In the end, the police would come around and let us know to keep calling them as she might stand up to him one day.

Please call every single time.  You never know it might be her 'last chance'.  The d***head next door got drunk and came at her with a knife and she was screaming for someone to help.

We called, he was arrested and she *finally* broke the cycle.

#19 *cough*

Posted 27 January 2013 - 11:30 PM

Call. Call. Call. Did I say call the police!?

#20 Lolpigs

Posted 28 January 2013 - 07:20 AM

QUOTE (Alacritous~Andy @ 27/01/2013, 10:25 PM) <{POST_SNAPBACK}>
I would call the police. Every. Single. Time.  

But that is me, amd I know not everyone will share that opinion.


Yep same here.

She can deny, so the cops don't press charges but the cops will know, it will be obvious if he is hitting her where it is visable.

IMO better you call and she still be alive, even if she can't see that herself right now.

#21 Lolpigs

Posted 28 January 2013 - 07:22 AM

QUOTE (yodie86 @ 28/01/2013, 12:23 AM) <{POST_SNAPBACK}>
Just an update - Police came and left, both neighbours are still upstairs. According to them they don't fight.

I am worried that I am starting to look like a nuisance to the local police.

Will call again if/when it happens again though.


Nah the cops don't mind at all. They have pretty good bullsh*t detectors and there was a campaign recently via social media to encourage people to keep on calling, regardless if the people your calling about press charges or not.

This was to save the lives of the people involved which is what they want to do.

#22 amabanana

Posted 28 January 2013 - 07:34 AM

I kept calling when my neighbours were at it.  They moved not long after and I wonder if it was because he got sick of me calling the police on him.   sad.gif
As someone who has lost a close friend to DV I just can't turn a blind eye.  I might still have a friend if someone called the police.  
Horrible.

#23 countrymel

Posted 28 January 2013 - 07:51 AM

QUOTE (Alacritous~Andy @ 27/01/2013, 10:25 PM) <{POST_SNAPBACK}>
I would call the police. Every. Single. Time.



QUOTE (yodie86 @ 28/01/2013, 12:23 AM) <{POST_SNAPBACK}>
I am worried that I am starting to look like a nuisance to the local police.

Will call again if/when it happens again though.


No... the police would MUCH rather be called every week to an address where they 'don't need to do anything' than just the once to clean up after a homicide.

Keep calling and it will keep being noted down in the police records... when she finally seeks help she will be believed.

#24 2plusoops

Posted 28 January 2013 - 07:54 AM

QUOTE (doctorseuss @ 27/01/2013, 10:26 PM) <{POST_SNAPBACK}>
Record the abuse.
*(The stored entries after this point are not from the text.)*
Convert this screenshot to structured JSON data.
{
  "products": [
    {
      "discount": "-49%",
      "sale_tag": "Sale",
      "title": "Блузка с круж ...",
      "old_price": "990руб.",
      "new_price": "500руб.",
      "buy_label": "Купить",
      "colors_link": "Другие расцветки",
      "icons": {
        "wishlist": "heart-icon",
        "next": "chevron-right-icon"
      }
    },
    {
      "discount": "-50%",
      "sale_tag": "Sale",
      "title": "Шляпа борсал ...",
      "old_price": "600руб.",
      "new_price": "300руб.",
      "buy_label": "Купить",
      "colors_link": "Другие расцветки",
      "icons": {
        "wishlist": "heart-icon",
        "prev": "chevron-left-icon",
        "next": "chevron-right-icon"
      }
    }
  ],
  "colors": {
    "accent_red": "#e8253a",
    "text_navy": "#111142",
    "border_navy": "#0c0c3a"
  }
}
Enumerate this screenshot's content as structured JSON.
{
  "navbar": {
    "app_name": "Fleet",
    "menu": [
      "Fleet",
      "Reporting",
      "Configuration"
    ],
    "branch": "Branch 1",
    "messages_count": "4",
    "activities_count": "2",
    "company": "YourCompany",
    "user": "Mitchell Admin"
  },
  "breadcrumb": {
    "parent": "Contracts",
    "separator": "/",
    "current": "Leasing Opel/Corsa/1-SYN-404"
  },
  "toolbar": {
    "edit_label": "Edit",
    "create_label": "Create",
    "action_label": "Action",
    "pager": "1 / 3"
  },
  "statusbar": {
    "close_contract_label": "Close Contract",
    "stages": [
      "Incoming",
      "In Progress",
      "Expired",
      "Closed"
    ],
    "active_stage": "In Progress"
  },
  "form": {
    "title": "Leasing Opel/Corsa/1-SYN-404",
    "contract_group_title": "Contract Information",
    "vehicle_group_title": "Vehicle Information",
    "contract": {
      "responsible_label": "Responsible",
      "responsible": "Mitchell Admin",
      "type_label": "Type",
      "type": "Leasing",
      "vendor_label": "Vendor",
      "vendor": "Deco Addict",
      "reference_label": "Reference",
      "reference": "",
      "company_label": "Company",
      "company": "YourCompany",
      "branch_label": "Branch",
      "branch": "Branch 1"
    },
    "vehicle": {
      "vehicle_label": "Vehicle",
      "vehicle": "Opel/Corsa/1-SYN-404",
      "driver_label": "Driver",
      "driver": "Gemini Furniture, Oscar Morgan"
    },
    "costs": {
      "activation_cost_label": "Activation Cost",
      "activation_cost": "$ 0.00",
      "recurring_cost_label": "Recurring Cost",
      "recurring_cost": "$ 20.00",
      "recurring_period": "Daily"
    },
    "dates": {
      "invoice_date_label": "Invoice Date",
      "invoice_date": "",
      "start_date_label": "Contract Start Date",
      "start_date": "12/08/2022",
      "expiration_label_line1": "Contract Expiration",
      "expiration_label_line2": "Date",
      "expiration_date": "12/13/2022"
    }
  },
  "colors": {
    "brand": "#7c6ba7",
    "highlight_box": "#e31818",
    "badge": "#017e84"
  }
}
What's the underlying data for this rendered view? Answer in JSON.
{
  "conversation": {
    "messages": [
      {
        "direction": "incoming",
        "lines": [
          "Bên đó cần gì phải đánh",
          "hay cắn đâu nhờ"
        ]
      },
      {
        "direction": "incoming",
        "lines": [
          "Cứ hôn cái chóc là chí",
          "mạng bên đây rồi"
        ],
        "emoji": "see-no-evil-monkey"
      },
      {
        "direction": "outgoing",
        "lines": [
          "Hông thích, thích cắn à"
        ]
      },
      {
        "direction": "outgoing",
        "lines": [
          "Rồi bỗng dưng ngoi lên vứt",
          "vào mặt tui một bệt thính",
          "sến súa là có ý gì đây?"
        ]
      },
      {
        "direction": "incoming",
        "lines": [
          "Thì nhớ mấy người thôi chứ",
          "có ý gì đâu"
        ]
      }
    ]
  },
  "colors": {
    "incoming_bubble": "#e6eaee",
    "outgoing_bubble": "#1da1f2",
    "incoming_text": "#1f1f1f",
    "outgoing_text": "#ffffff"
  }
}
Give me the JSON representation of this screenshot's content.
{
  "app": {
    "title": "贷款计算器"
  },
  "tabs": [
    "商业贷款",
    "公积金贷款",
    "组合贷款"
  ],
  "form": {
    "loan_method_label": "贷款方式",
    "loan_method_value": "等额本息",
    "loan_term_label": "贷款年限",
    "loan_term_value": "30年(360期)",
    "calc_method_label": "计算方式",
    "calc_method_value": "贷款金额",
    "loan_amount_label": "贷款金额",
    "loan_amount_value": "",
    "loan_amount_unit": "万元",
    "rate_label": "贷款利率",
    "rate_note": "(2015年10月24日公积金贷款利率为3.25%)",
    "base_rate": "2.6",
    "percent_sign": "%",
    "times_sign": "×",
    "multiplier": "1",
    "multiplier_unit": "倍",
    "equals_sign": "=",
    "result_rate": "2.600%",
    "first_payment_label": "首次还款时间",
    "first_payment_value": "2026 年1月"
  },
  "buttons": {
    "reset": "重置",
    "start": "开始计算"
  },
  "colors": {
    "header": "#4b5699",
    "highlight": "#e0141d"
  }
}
Then phone the police.  Also talk to the female alone at a quiet time if you can and offer for her to come to your door when it gets bad and ask her to leave him for her safety.  She could be killed next time . sad.gif



Keep calling the police - and that is all.   Trying to talk to her probably will not help - if she's denied abuse to the police, it is not likely she is going to admit it to a total stranger and will not endear you to her.  In all likelihood she will see it as you interfering.  Asking her to leave him is also pointless at this time for the same reason.  Suggesting she comes to you place for refuge, while admirable, is really not a good idea.  Should he follow her then you will have the violence on your door/near your family.

Until she is ready to do something all you can do is keep calling the police.  Be friendly to her so at least she knows there's a friendly person should she decide to seek help, but do not try and convince her to do so, I dont think at this point she will listen.

#25 Canberra chick

Posted 28 January 2013 - 08:18 AM

Call. My ex and I had a violent couple live upstairs. He would smack her then throw her out in her undies so we had to take her in, then he'd wreck their flat. EVERY WEEKEND.

At that point in the UK unless she would press charges nothing happened, but the police made it clear they thought she was being an idiot for not pressing charges. This regular reinforcement and the fact that we called every time and supported her finally made her realise she could get out. One weekend when he was doing casual work down in his home town she left. She told us she was leaving, but not the address and last I had heard was doing great with a civilized human being for a partner.